2009-04-28 , Morfini, Gerardo A. , You, Yi-Mei , Pollema, Sarah L. , Kaminska, Agnieszka , Liu, Katherine , Yoshioka, Katsuji , Bjorkblom, Benny , Coffey, Eleanor T. , Bagnato, Carolina , Han, David , Huang, Chun-Fang , Banker, Gary , Pigino, Gustavo F. , Brady, Scott T.
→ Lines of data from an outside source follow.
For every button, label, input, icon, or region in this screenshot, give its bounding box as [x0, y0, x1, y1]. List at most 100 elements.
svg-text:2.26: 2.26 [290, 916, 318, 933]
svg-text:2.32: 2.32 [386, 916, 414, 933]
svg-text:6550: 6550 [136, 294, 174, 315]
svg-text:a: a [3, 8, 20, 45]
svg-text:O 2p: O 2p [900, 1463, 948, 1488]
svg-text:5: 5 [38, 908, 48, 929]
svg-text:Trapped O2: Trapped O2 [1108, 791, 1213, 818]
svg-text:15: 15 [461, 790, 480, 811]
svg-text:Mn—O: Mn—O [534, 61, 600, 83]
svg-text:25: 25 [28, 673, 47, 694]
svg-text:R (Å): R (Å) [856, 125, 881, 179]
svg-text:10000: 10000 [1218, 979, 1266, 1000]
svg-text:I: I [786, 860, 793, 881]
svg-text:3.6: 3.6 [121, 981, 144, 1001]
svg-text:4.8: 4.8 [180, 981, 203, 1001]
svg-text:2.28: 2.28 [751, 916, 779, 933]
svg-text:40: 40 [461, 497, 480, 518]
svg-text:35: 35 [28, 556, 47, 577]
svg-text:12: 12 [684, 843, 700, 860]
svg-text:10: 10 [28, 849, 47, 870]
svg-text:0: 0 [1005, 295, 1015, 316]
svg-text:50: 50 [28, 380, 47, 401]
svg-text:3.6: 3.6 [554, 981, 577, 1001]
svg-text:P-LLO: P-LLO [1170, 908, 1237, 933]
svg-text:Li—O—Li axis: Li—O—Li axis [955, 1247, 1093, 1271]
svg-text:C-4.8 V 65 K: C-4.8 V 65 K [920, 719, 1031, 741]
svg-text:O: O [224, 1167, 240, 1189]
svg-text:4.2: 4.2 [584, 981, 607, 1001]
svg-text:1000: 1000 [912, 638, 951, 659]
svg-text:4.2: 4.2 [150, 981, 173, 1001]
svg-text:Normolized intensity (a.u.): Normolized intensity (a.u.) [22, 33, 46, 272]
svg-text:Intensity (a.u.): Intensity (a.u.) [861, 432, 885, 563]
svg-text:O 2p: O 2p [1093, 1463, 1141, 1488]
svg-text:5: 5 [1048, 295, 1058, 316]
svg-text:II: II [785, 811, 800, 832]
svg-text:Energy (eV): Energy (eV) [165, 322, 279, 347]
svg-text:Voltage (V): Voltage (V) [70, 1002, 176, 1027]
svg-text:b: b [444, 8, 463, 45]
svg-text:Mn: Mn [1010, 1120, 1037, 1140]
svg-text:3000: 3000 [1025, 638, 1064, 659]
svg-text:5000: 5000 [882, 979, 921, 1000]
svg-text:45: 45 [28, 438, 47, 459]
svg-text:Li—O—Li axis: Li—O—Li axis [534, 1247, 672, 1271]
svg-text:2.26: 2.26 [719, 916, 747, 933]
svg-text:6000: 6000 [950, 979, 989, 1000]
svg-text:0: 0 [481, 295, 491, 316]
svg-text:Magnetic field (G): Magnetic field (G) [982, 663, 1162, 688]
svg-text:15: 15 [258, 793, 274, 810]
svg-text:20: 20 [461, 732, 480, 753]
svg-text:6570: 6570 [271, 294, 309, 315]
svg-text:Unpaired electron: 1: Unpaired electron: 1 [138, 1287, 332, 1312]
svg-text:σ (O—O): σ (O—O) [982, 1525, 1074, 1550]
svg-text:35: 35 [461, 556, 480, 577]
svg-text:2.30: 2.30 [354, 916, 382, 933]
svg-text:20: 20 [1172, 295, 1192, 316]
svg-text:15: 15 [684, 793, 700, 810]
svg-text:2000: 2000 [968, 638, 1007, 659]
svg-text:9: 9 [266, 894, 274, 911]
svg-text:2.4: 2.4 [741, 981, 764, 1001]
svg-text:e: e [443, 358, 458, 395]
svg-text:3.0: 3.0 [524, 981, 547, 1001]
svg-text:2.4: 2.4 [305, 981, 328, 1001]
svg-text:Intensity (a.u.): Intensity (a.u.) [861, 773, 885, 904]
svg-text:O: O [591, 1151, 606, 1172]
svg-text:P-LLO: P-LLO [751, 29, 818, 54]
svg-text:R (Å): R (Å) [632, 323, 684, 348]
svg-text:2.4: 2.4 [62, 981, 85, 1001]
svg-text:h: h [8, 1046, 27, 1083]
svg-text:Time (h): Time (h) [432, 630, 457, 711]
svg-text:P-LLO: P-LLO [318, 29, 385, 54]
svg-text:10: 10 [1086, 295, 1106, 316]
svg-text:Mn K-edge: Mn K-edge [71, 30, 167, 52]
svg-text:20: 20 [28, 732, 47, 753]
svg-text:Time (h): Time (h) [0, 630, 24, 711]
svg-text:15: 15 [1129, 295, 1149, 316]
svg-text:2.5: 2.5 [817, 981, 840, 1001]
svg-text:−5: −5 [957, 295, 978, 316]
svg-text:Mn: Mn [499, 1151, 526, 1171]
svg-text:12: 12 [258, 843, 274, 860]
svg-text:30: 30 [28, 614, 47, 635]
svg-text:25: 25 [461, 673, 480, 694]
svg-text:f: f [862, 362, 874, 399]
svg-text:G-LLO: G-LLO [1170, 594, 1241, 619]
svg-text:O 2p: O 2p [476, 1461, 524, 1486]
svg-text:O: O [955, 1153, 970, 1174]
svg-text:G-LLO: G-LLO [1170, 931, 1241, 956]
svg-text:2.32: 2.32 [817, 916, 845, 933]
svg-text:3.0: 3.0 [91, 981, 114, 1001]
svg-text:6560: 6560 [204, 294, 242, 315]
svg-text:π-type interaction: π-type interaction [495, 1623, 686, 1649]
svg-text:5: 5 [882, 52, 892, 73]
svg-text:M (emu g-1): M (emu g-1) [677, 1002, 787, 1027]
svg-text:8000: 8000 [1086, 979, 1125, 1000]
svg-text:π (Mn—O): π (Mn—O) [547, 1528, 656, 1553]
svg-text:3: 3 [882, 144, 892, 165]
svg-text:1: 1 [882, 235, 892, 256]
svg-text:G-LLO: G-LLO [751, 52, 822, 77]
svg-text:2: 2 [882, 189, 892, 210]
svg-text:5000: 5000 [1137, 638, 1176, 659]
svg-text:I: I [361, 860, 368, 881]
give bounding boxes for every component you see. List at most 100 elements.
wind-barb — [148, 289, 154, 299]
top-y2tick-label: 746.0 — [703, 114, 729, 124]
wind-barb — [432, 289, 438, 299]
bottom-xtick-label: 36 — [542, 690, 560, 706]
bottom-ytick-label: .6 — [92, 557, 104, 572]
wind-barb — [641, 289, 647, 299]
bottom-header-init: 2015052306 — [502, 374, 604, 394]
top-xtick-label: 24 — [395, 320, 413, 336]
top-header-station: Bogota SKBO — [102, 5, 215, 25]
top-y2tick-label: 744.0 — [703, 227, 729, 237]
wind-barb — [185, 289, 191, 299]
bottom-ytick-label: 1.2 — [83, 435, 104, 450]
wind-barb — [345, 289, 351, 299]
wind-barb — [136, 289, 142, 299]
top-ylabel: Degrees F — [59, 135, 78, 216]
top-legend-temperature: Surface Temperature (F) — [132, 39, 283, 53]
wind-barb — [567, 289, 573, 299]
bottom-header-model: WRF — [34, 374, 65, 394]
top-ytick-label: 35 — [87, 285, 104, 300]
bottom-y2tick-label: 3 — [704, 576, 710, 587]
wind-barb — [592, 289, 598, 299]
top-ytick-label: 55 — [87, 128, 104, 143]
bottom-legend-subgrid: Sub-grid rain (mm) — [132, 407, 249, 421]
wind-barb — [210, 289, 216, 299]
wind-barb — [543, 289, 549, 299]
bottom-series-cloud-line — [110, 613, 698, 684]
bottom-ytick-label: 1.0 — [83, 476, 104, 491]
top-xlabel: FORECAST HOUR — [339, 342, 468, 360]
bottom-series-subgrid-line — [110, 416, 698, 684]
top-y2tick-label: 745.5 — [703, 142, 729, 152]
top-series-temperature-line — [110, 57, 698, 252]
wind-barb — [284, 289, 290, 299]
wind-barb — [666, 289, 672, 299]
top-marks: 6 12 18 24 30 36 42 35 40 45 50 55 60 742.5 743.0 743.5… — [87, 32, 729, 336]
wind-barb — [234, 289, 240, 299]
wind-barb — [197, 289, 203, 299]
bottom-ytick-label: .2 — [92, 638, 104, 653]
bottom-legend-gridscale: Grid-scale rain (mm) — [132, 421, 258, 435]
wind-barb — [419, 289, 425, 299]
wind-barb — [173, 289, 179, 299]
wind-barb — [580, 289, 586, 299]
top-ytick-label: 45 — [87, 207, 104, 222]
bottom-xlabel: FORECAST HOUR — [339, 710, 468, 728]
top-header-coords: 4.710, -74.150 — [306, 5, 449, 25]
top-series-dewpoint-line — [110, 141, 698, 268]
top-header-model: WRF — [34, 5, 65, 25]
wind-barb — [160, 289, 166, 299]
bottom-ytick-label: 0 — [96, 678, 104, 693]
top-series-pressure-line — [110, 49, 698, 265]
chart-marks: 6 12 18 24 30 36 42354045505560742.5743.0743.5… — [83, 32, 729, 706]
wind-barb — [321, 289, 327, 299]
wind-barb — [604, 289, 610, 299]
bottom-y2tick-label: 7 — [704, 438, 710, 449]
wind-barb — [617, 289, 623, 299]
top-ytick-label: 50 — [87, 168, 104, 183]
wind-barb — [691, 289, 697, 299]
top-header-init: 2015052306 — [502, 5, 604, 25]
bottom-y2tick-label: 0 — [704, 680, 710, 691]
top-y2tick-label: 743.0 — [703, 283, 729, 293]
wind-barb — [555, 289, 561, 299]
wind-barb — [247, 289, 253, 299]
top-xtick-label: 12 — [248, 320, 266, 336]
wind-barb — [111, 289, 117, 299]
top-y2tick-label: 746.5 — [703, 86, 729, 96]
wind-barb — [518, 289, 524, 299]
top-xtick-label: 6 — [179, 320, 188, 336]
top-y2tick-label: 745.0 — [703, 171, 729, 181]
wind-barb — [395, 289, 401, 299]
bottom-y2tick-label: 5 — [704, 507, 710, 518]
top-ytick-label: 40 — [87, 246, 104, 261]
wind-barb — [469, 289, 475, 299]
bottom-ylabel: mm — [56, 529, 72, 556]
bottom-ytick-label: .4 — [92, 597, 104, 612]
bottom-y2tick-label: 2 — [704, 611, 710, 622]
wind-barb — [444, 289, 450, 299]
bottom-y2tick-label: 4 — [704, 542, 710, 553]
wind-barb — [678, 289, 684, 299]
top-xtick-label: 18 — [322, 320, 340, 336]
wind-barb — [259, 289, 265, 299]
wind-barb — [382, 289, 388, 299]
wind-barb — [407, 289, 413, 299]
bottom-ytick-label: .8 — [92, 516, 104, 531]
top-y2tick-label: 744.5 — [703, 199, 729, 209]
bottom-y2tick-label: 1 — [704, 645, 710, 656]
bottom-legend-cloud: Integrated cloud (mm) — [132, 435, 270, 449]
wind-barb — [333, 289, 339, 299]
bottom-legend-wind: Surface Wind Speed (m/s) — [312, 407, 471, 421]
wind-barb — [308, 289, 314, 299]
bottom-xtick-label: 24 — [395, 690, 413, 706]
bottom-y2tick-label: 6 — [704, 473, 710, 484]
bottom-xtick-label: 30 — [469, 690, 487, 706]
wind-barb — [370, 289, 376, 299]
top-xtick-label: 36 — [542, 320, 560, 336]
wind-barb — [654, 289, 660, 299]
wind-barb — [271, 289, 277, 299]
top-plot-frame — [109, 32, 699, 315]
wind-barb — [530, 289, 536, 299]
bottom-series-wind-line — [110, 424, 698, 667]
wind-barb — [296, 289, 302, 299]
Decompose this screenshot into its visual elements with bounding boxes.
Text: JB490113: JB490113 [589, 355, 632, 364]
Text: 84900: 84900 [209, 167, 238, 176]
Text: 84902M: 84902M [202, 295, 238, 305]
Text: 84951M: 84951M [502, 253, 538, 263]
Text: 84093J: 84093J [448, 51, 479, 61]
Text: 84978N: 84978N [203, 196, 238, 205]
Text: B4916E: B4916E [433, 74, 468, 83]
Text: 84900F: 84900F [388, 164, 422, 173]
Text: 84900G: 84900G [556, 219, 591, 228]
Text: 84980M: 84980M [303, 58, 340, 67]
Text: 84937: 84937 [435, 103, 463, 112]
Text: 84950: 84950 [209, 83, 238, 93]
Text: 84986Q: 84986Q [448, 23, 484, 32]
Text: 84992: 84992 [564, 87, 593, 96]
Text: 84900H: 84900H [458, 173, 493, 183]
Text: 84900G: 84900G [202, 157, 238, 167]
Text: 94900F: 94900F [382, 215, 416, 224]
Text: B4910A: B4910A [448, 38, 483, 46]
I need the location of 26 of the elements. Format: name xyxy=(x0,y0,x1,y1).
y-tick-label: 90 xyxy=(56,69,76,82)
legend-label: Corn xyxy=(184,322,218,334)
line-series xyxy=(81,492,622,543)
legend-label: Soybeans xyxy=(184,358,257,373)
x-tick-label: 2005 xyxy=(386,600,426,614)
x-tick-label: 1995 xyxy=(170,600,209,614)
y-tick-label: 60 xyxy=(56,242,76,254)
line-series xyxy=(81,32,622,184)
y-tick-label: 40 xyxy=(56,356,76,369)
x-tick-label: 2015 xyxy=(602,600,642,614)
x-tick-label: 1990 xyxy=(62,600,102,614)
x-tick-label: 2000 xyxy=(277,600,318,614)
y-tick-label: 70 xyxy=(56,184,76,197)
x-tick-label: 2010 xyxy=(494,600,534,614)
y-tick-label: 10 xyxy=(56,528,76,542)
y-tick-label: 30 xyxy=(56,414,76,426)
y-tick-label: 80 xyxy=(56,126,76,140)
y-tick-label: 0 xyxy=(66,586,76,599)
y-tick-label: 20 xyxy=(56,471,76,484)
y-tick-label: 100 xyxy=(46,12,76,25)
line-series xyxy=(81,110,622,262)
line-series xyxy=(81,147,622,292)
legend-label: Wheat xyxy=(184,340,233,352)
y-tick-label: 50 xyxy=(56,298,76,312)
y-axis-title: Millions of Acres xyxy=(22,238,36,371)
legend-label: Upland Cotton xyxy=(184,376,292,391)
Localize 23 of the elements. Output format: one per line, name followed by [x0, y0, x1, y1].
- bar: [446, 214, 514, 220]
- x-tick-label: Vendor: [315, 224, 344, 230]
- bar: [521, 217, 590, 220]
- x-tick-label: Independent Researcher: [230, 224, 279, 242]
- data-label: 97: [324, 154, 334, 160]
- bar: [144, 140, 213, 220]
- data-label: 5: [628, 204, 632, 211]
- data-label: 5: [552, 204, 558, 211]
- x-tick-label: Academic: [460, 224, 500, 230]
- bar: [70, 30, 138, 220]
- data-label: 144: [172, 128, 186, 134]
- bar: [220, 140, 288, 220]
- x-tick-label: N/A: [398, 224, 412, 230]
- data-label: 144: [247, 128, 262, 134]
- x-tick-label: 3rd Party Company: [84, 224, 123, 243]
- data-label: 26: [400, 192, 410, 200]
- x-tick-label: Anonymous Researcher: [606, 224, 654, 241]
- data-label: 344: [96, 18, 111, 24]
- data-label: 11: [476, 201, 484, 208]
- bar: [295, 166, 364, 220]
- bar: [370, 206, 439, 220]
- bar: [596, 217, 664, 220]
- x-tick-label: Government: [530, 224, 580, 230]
Selected vulnerability of neurons in Huntington’s disease (HD) suggests alterations in a cellular process particularly critical for neuronal function. Supporting this idea, pathogenic Htt (polyQ-Htt) inhibits fast axonal transport (FAT) in various cellular and animal HD models (mouse and squid), but the molecular basis of this effect remains unknown. Here we show that polyQ-Htt inhibits FAT through a mechanism involving activation of axonal JNK. Accordingly, increased activation of JNK was observed in vivo in cellular and animal HD models. Additional experiments indicate that polyQ-Htt effects on FAT are mediated by the neuron-specific JNK3, and not ubiquitously expressed JNK1, providing a molecular basis for neuron-specific pathology in HD. Mass spectrometry identified a residue in the kinesin-1 motor domain phosphorylated by JNK3, and this modification reduces kinesin-1 binding to microtubules. These data identify JNK3 as a critical mediator of polyQ-Htt toxicity and provides a molecular basis for polyQ-Htt-induced inhibition of FAT.